As for the peaceful man in the pivot, well, he's simply having a career season: Through Sunday he was averaging 25.2 points, 12.8 rebounds, 1.6 steals and a league-leading 4.2 blocked shots a game. Phoenix's Charles Barkley may keep Olajuwon from winning his first MVP award, but Olajuwon will most assuredly receive, for the first time in his eight-season career, strong consideration for the honor. Over the years he has received only four first-place MVP votes, with his highest finish coming at the end of the 1985-86 season—in which the Rockets reached the Finals—when he was fourth behind Larry Bird, Dominique Wilkins and Magic Johnson.

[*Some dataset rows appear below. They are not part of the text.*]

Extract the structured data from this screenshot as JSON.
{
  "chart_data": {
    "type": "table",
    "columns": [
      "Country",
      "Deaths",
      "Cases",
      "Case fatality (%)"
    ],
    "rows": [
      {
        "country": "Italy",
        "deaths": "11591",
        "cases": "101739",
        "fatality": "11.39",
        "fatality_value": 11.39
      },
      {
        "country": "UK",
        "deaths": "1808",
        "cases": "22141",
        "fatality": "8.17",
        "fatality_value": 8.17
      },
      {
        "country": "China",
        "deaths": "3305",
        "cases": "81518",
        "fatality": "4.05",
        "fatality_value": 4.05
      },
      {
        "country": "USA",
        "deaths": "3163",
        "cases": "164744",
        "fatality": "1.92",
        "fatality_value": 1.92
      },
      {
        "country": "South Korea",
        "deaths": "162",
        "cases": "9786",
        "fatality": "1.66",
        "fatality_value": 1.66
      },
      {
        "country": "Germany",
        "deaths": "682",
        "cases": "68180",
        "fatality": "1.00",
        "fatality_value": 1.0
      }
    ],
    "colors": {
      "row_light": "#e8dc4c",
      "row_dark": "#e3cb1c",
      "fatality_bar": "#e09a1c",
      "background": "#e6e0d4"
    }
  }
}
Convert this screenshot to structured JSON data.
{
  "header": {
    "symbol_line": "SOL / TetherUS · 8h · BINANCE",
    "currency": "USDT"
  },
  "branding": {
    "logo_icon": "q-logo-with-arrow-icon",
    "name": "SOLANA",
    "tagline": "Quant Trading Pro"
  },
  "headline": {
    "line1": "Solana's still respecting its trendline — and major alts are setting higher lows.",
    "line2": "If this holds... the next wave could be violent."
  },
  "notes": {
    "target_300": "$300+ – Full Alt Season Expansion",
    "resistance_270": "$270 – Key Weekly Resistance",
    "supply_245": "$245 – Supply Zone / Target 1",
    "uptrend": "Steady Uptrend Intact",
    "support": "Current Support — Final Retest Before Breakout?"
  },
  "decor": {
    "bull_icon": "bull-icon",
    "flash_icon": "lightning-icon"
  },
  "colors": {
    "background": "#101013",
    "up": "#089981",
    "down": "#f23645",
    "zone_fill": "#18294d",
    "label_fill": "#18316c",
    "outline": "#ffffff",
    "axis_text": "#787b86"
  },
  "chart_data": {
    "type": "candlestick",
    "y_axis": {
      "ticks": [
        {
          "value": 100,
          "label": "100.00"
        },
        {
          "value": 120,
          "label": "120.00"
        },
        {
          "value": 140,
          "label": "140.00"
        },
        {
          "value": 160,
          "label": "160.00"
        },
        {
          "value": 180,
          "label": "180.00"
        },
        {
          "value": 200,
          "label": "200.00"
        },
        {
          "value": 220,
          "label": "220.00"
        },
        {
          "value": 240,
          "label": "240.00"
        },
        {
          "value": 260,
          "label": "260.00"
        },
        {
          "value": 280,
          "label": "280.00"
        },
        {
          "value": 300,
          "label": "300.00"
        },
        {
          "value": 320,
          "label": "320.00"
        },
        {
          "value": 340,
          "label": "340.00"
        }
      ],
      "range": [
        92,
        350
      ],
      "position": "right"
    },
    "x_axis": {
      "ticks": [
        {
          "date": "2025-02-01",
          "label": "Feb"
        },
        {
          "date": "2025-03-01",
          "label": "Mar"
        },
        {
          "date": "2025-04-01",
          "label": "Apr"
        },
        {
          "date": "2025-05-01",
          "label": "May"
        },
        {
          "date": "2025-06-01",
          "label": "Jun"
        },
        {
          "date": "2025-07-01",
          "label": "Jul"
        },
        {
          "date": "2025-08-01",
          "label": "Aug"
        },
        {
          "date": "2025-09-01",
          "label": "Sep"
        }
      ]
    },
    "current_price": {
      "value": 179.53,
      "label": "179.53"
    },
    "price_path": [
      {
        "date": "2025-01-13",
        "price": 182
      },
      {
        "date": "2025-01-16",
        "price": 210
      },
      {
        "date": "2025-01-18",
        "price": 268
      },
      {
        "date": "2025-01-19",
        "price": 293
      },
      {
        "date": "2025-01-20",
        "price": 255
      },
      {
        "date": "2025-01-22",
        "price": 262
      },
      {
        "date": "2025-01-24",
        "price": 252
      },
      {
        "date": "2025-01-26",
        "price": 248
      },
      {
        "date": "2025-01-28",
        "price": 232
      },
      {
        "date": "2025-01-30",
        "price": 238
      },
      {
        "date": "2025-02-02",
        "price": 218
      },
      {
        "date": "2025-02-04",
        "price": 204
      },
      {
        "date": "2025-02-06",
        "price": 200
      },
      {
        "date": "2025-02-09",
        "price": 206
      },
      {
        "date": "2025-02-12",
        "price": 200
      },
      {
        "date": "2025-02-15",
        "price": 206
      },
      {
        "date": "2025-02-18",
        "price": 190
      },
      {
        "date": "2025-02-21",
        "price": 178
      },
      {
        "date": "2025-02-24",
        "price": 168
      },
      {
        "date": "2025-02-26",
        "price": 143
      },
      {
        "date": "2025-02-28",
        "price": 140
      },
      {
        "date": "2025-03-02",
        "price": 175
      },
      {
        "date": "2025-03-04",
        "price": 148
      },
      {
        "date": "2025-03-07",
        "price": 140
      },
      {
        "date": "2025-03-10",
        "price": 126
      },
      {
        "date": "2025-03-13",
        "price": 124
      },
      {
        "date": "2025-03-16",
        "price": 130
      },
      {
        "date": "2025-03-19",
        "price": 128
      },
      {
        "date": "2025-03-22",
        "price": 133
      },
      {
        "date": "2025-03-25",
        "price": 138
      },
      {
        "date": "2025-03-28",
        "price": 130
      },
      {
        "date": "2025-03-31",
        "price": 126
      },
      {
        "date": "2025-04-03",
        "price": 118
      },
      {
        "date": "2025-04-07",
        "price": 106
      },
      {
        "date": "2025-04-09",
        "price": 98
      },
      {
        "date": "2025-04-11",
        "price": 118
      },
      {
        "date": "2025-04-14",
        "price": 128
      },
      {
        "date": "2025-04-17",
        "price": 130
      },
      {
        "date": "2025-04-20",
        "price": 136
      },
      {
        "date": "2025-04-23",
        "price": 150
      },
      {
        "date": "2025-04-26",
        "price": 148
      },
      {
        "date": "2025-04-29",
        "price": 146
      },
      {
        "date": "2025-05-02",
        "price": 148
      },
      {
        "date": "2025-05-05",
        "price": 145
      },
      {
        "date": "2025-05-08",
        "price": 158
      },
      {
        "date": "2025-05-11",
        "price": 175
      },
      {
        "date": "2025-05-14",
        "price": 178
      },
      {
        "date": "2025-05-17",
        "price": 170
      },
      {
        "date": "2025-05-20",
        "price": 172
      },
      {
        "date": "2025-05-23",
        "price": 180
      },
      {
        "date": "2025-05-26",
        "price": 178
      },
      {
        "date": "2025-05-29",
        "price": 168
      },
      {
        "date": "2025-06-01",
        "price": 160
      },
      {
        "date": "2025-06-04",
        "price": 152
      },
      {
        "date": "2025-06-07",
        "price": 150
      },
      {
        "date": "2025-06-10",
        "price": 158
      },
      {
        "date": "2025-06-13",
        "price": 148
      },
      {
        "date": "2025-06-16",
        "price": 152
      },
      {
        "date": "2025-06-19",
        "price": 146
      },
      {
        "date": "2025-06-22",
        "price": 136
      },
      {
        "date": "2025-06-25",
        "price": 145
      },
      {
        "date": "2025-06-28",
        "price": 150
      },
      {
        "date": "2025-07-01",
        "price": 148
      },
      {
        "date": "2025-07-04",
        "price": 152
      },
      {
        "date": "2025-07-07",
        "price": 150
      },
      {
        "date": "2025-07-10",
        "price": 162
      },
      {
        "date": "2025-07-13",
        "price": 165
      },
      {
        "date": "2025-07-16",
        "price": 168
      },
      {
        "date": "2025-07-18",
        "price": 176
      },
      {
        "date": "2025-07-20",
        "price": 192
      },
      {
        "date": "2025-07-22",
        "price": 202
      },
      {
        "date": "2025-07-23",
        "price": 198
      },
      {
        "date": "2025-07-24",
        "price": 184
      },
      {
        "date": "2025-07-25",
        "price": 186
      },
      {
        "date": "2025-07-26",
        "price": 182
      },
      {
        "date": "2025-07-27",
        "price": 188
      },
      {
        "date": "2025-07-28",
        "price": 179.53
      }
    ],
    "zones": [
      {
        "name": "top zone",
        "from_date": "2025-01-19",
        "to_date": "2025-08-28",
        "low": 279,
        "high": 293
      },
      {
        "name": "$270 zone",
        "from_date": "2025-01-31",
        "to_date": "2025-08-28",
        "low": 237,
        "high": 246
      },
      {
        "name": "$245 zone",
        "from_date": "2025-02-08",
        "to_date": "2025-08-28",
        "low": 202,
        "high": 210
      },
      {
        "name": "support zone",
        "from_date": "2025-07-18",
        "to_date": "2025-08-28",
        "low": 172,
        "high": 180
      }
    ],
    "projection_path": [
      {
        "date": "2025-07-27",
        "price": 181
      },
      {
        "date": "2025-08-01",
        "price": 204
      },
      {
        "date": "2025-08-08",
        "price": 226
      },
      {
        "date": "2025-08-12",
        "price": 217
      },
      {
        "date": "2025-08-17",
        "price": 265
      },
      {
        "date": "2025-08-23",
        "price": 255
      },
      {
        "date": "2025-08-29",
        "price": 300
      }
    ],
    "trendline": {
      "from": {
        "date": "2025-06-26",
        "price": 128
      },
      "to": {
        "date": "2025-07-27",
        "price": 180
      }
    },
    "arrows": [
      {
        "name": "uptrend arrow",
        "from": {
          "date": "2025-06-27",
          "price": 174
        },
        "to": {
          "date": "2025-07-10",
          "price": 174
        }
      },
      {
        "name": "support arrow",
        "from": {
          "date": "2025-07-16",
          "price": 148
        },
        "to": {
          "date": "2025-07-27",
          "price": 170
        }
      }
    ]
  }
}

At the very least Houston's ascendance has put a spotlight on the NBA's most overlooked superstar. A number of factors have contributed to Olajuwon's relative obscurity: the Rockets' numbing mediocrity since losing the 1985-86 championship series to the Boston Celtics in six games, the presence in the pivot of more camera-ready figures, like David Robinson of the Spurs and now Shaquille O'Neal of the Orlando Magic, a dearth of endorsements and perhaps even his Nigerian heritage. If Olajuwon has not exactly been ignored, he certainly has been taken for granted.

Not anymore. "Nobody in the league dominates the game on both ends of the floor like Hakeem," says Sacramento King center-forward Wayman Tisdale. After Olajuwon had 27 points, 10 rebounds and six blocked shots in a 104-91 win over the Portland Trail Blazers last Thursday, Blazer coach Rick Adelman said, "You can compare these great centers all you want and not figure out who's best. All I know is, there's no one better than Hakeem."

The Dream is the lone MVP contender without a best supporting actor. Barkley has Dan Majerle; Robinson has Sean Elliott; Michael Jordan has Scottie Pippen with him on the Chicago Bulls; and Mark Price has Brad Daugherty with him on the Cleveland Cavaliers. Hakeem has...Otis Thorpe? Kenny Smith? Vernon Max-well? Peruse the list of the NBA's leading scorers and rebounders and, after seeing Olajuwon in sixth and third, respectively, you'll find no other Rocket in the Top 40 in either category. "Night in and night out," says Houston guard Scott Brooks, "Dream just picks us up and carries us."